Well, I am here to tell you I can’t remember the last time I experienced such a giggle session! Part of me was directly the physical process complete with the intention of desired result – while another part of me fell into giggling bursts of delight to watch what my hands were ACTUALLY doing! Instead of tangoing they were tangling, each finger with a mind of its own tumbling and fumbling over the keys.
Yet I believe that learning good things is healing. All the healing I have ever done has been about learning. Learning how to let myself learn is a learning itself both about what learning is like AND what healing is like. That process is delightful in itself as I gently and kindly, slowly, patiently and firmly open my own channels for change within myself so that I can let something good and new grow itself into my body-brain-mind-self.
I have hopes, a goal, a direction. I want to play music.
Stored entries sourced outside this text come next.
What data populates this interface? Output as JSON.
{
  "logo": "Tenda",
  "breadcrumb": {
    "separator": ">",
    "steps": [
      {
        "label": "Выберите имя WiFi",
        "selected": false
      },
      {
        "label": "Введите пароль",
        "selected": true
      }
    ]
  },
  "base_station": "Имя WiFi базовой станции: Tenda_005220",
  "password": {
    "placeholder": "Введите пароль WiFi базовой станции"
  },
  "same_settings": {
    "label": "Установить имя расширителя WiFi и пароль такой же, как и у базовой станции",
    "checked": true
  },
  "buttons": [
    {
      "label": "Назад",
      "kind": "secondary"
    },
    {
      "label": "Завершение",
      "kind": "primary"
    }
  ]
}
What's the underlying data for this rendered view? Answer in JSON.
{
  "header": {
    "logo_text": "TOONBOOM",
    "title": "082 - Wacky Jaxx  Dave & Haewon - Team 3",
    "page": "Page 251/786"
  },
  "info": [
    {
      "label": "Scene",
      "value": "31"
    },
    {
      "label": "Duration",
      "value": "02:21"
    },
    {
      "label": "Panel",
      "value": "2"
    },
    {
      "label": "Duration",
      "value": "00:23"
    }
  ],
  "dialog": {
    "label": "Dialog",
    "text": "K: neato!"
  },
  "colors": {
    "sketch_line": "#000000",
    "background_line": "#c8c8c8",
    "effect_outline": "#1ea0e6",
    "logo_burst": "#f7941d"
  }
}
I know I can do this. I give myself permission to move forward, to make the mistake-errors, to correct them, to learn-heal at my own pace. As I experience such delight even in this process of learning itself I realize this is just a bonus gift I could not anticipate and did not expect to love and enjoy.
So, needless to say, I have a long long way to go to begin to even get the two hemispheres of my brain to operate harmoniously, cooperatively and well together. But what I look forward to and DO EXPECT TO HAPPEN is that eventually the two hemispheres of my brain will dance on that keyboard in relationship to one another. Sometimes they will follow the same patterns together. Sometimes they will be able to ‘say’ something musically that will be very different, one from the other.
I nearly absolutely and entirely and completely missed the opportunity as an infant-child to be safe, secure, and to play. And I certainly did not get to giggle. So, if at 58 I am finally able to giggle myself into this amazing new skill of reading and playing music, that’s a very good thing indeed! No doubt I am helping myself heal at the center of who I am in this trauma-changed body. I’ll keep you posted on this process, as well!